REPUBLIKA.CO.ID, MALANG -- Hampir sebagian besar masyarakat Indonesia menyukai mi instan. Namun tak dimungkiri, terdapat anggapan bahwa mengonsumsi mi instan kurang baik bagi tubuh, bahkan membahayakan diri.
Dosen Ilmu Teknologi Pangan Universitas Muhammadiyah Malang (UMM), Devi Dwi Siskawardani, mengingatkan ada beberapa hal yang harus diwaspadai saat mengonsumsi penganan mi instan. Hal ini terutama terhadap orang Indonesia yang mengonsumsi mi dicampur dengan nasi.

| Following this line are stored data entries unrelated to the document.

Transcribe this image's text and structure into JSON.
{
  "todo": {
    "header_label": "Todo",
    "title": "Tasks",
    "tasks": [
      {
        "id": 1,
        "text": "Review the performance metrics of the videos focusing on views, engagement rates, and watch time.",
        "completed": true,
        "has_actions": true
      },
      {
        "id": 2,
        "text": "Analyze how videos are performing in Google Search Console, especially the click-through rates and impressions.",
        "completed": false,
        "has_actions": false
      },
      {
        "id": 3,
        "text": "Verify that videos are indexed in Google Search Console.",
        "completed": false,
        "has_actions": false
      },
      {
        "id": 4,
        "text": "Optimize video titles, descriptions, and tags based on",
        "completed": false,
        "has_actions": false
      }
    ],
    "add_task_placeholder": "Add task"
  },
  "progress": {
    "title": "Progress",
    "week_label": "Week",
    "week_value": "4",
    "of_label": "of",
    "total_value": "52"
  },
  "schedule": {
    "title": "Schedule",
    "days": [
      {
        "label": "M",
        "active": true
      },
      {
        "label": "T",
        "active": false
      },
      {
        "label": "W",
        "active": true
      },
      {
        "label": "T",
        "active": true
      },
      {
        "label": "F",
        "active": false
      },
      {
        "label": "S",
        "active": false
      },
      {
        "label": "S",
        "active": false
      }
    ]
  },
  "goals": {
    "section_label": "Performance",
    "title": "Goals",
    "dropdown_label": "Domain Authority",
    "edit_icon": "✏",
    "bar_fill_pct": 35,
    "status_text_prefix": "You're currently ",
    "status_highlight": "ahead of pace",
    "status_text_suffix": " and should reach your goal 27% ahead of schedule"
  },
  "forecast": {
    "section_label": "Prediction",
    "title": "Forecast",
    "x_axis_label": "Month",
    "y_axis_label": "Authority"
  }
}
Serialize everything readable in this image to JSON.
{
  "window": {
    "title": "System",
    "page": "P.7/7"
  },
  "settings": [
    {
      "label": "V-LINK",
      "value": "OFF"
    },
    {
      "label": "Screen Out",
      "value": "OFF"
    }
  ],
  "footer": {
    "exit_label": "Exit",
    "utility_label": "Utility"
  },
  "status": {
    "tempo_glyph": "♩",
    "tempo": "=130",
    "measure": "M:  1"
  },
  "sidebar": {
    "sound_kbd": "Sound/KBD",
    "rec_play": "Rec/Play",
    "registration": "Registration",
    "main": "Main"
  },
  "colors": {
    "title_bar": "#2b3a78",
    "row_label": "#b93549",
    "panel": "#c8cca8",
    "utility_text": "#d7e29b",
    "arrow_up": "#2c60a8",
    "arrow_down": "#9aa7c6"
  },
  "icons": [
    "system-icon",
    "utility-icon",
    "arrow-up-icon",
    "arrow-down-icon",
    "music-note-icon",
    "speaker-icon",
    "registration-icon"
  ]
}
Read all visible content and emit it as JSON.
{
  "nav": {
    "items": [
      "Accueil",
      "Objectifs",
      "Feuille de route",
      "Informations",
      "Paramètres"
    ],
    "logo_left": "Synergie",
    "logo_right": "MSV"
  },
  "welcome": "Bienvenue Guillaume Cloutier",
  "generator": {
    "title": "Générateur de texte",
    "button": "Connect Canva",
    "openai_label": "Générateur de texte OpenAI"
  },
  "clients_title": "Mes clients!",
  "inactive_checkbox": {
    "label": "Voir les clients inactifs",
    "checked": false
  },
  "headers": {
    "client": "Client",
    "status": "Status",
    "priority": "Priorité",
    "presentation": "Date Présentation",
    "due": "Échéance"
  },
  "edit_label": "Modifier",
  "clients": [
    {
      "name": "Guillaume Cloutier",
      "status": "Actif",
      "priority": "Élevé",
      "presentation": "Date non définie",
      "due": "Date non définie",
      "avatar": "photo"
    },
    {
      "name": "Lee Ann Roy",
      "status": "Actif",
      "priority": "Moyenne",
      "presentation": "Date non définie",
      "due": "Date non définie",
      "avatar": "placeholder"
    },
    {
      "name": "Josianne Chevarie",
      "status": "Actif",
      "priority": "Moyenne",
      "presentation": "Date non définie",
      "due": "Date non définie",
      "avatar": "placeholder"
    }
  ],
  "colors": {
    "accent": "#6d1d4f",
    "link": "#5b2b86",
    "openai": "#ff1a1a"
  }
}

Menurut Devi, cara mengonsumsi seperti tersebut membahayakan kesehatan. Hal ini karena bahan baku mi instan tinggi akan karbohidrat dan gula.
"Mengonsumsinya terlalu banyak akan meningkatkan risiko beberapa penyakit seperti tekanan darah tinggi, diabetes, sakit kepala, gangguan hati, bahkan obesitas,” katanya.
Selain itu, bumbu mi instan juga terdapat kandungan monosodium glutamat (MSG) yang tinggi. Jika dikonsumsi berlebihan, akan menyebabkan penyakit pada tubuh. Maka itu, ia menyarankan agar masyarakat tidak menuang semua bumbunya.
Ia merekomendasikan masyarakat untuk menambahkan bumbu-bumbu alami. Misalnya, dengan menambah bawang-bawangan. Masyarakat juga dapat menambahkan sayuran dan daging agar dapat memenuhi kebutuhan gizi.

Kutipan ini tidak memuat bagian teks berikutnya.